Two domestic property insurers no longer writing in the state — one by choice, the other forced– are the only two Florida insurers negatively affected thus far by a rating agency’s review of small domestic insurers.
In a May 21 report, actuarial services and rating firm Demotech, which specializes in rating newer insurers including the 60 start-ups in Florida, has affirmed or upped its positive Financial Stability Ratings (FSR) of A and better for some 22 insurers but is still in the process of reviewing the ratings of 36 other insurers.
Demotech has issued no rating for Coral Insurance, which is under state receivership due to financial difficulties. All of Coral’s policies are in the process of being cancelled.
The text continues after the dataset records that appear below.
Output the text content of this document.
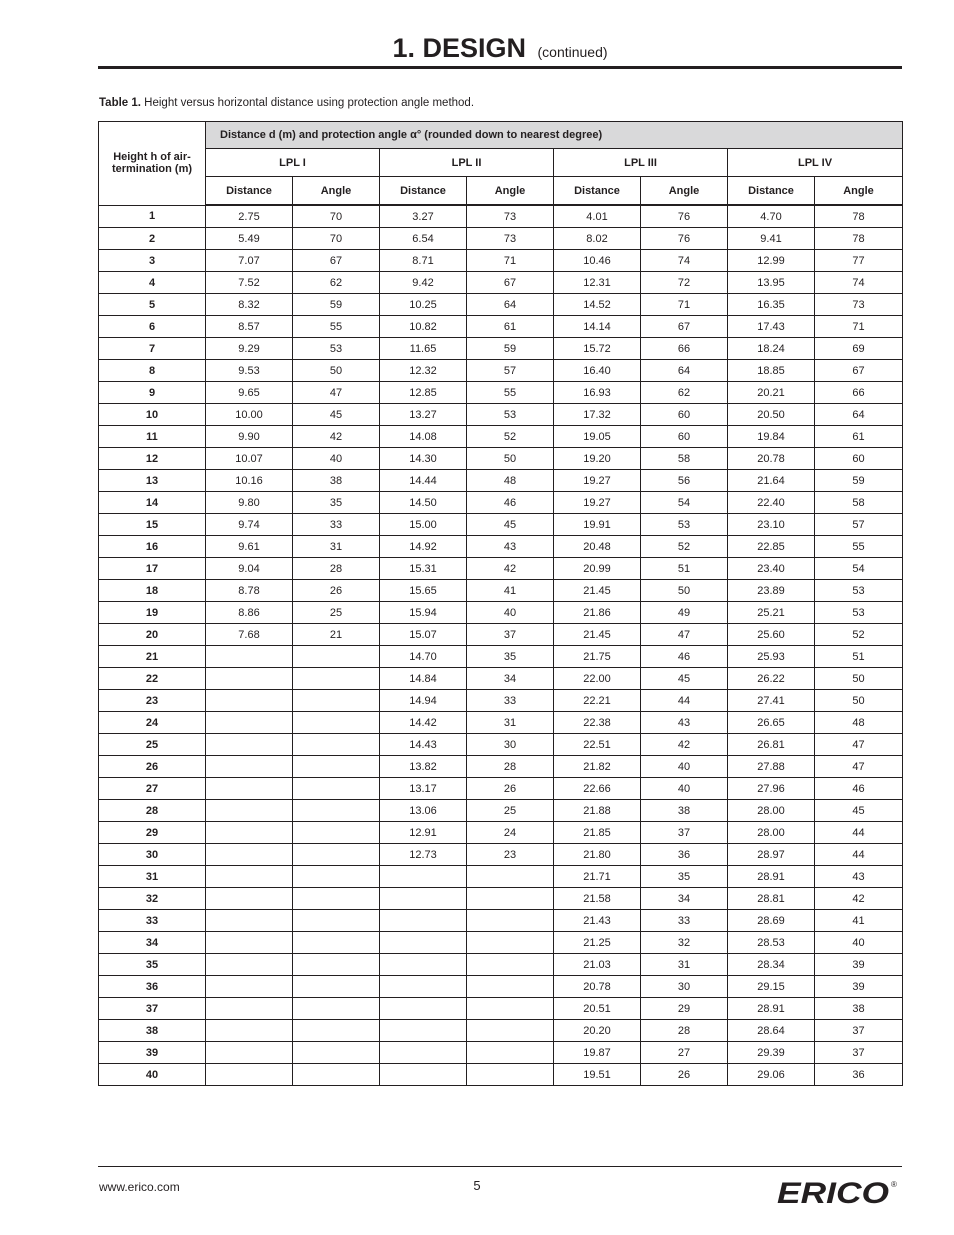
1. DESIGN (continued)
Table 1. Height versus horizontal distance using protection angle method.
Height h of air-termination (m)	Distance d (m) and protection angle α° (rounded down to nearest degree)							
	LPL I		LPL II		LPL III		LPL IV	
	Distance	Angle	Distance	Angle	Distance	Angle	Distance	Angle
1	2.75	70	3.27	73	4.01	76	4.70	78
2	5.49	70	6.54	73	8.02	76	9.41	78
3	7.07	67	8.71	71	10.46	74	12.99	77
4	7.52	62	9.42	67	12.31	72	13.95	74
5	8.32	59	10.25	64	14.52	71	16.35	73
6	8.57	55	10.82	61	14.14	67	17.43	71
7	9.29	53	11.65	59	15.72	66	18.24	69
8	9.53	50	12.32	57	16.40	64	18.85	67
9	9.65	47	12.85	55	16.93	62	20.21	66
10	10.00	45	13.27	53	17.32	60	20.50	64
11	9.90	42	14.08	52	19.05	60	19.84	61
12	10.07	40	14.30	50	19.20	58	20.78	60
13	10.16	38	14.44	48	19.27	56	21.64	59
14	9.80	35	14.50	46	19.27	54	22.40	58
15	9.74	33	15.00	45	19.91	53	23.10	57
16	9.61	31	14.92	43	20.48	52	22.85	55
17	9.04	28	15.31	42	20.99	51	23.40	54
18	8.78	26	15.65	41	21.45	50	23.89	53
19	8.86	25	15.94	40	21.86	49	25.21	53
20	7.68	21	15.07	37	21.45	47	25.60	52
21			14.70	35	21.75	46	25.93	51
22			14.84	34	22.00	45	26.22	50
23			14.94	33	22.21	44	27.41	50
24			14.42	31	22.38	43	26.65	48
25			14.43	30	22.51	42	26.81	47
26			13.82	28	21.82	40	27.88	47
27			13.17	26	22.66	40	27.96	46
28			13.06	25	21.88	38	28.00	45
29			12.91	24	21.85	37	28.00	44
30			12.73	23	21.80	36	28.97	44
31					21.71	35	28.91	43
32					21.58	34	28.81	42
33					21.43	33	28.69	41
34					21.25	32	28.53	40
35					21.03	31	28.34	39
36					20.78	30	29.15	39
37					20.51	29	28.91	38
38					20.20	28	28.64	37
39					19.87	27	29.39	37
40					19.51	26	29.06	36
www.erico.com	5	ERICO ®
Ohio-based Demotech also has withdrawn the rating of USIC of Florida, a company with about $3.5 million in writings that voluntarily started winding down its business last year after being denied rate increases.
According to Frederick Millan, president of Puerto Rico-based United Surety & Indemnity Co. (USIC), his company started its Florida operation in 2005 and had several good years before deciding last April to stop writing. He told Insurance Journal that mandatory rate reductions and an inability to get rate increases approved by the state led to the run-off decision, which he termed “unfortunate” after the company worked hard to establish itself in the state.
The Demotech FSR rating for People’s Trust, a company the state ordered to stop writing business because it was growing too fast, is among those still under review.
Demotech initiated a review of all domestic carriers in March in light of the state’s overall market difficulties and a projected funding shortfall in state’s backup hurricane insurance fund. Among the issues Demotech has been studying is whether the carriers have contingency plans in the event there is any delay in their repayment from the state hurricane fund after a major storm.
Joseph Petrelli, Demotech president, said additional rating updates will be issued in coming weeks. In a previous interview, Petrelli indicated he expected only about 6 to 10 carriers would see any type of ratings downgrade when the analysis is completed. The firm said it will make updates available on its Web site.